Assume that you are 30 km away from your friend and want to exchange secret messages with him. You are connected to your friend by an underground optical fiber and a public channel. An eavesdropper can intercept any signal transmitted on the optical fiber. S/he listens to the messages sent to the public channel. S/he has unlimited time, space and technology. Your only advantage is that the public channel cannot be secretely tampered by a third party. You want the transmission of your secret messages to tolerate a reasonable amount of noise. Also, you would like to know whether or not a transmission has been sucessful, so that you can try again in case of failure. The most important point is that in all cases you want the message to remain secret. In this situation, can you simulate this kind of private channel between you and your friend?

In accordance with the classical information theory, this task cannot be realized unless we accept unproven assumptions. However, even with the current technology, quantum cryptography allows you to accomplish such a task. Charles Bennett (IBM) and Gilles Brassard (Universite de Montreal) had the original idea which shows that quantum physics is superior to classical physics in manipulating information.

I will explain why the original idea of Bennett and Brassard is unbreakable. I will also consider other cryptographic tasks. Assume that two milionnaires want to know who is richer, but neither wants to reveal how much money he has. Can they accomplish this task with no use of unproven assumptions? This is still an open question, but we will see that other important tasks in cryptography have been shown to be impossible in accordance with the laws of nature.

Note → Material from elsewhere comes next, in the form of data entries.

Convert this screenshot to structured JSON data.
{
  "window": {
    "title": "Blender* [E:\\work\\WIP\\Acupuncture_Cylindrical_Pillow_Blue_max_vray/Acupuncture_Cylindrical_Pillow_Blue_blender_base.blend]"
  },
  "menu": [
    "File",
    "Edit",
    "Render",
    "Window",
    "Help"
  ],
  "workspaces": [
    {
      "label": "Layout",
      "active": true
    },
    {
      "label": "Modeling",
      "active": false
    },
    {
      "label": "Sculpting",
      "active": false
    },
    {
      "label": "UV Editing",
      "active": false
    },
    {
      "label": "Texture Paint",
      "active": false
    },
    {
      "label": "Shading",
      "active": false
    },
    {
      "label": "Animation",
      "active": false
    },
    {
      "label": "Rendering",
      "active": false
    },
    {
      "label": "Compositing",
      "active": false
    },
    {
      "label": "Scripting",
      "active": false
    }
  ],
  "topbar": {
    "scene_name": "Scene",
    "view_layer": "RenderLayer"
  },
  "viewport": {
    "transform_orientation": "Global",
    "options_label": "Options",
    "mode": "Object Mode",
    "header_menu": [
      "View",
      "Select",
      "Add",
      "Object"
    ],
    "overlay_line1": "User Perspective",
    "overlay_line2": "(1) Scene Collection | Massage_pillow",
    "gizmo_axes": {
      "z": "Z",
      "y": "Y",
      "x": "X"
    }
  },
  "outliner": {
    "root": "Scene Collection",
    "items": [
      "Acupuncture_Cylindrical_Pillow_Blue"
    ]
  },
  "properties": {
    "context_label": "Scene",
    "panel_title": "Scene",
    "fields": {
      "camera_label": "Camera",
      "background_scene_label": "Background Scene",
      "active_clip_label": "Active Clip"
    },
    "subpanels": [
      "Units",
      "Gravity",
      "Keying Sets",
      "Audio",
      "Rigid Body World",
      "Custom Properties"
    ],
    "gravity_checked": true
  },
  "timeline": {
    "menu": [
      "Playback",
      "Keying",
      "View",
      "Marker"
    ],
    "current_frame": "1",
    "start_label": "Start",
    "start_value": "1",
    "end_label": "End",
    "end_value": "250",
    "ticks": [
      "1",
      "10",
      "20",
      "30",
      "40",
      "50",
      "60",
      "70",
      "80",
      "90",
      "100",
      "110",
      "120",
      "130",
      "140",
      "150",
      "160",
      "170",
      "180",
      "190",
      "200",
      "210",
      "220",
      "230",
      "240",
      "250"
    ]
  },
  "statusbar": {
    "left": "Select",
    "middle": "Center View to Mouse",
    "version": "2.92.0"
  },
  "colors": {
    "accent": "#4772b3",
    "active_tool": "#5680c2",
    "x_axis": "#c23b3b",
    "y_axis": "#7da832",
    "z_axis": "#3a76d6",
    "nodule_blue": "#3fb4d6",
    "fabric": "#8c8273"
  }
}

To summarize, we will discuss what quantum cryptograhy can do and what it cannot do to fulfill our cryptographic needs.

Title:

Determinant algorithms for random planar structures

Speaker:

David Wilson, Rutgers University

Abstract:

Colbourn, Myrvold, and Neufeld developed a fast algorithm for generating random arborescences of a graph, using the fact that the determinant of a certain matrix enumerates these arborescenes. There are a variety of other combinatorial structures that can be enumerated by evaluating a determinant, structures of interest in both the physics and mathematical communities. Randomly generating such objects has been a useful tool in studying their properties, and has guided mathematicians by suggesting theorems that might be true. We show here how to adapt and extend the techniques used by Colbourn et al. to efficiently randomly generate such objects. These new algorithms offer significant improvements over previous algorithms in both their generality and their speed.

Title:

Computing undirected st-connectivity in small space

Speaker:

Shiyu Zhou, Bell Laboratories

Abstract:

The undirected st-connectivity problem is: given as input an undirected graph and two vertices s and t, determine whether there is a path >from s to t. A major open question in complexity is whether this problem can be solved in space logarithmic in n, the number of vertices. We give a review of the history of the problem and the approaches people have developed to computing undirected st-connectivity in small space.

Title:

A context tree channel equalizer

Speaker:

Owen Kelly, Rutgers University

Abstract:

New results from Information Theory on the limits of data compression (redundancy) are also relevant for probabilistic modeling of finite alphabet sequences. Through Kraft's inequality, estimated probability is the dual of compressed sequence length. Context-tree algorithms provide near optimal probability estimates in the sense of minimal redundancy. We have used context-tree based probability estimates to build a receiver that is highly immune to unknown channel distortions. Through a training sequence, the receiver learns the unknown probability law of the channel in the same manner that a file compressor learns the patterns of a source file. Historically, receivers that compensate for dependence in observations are called channel equalizers.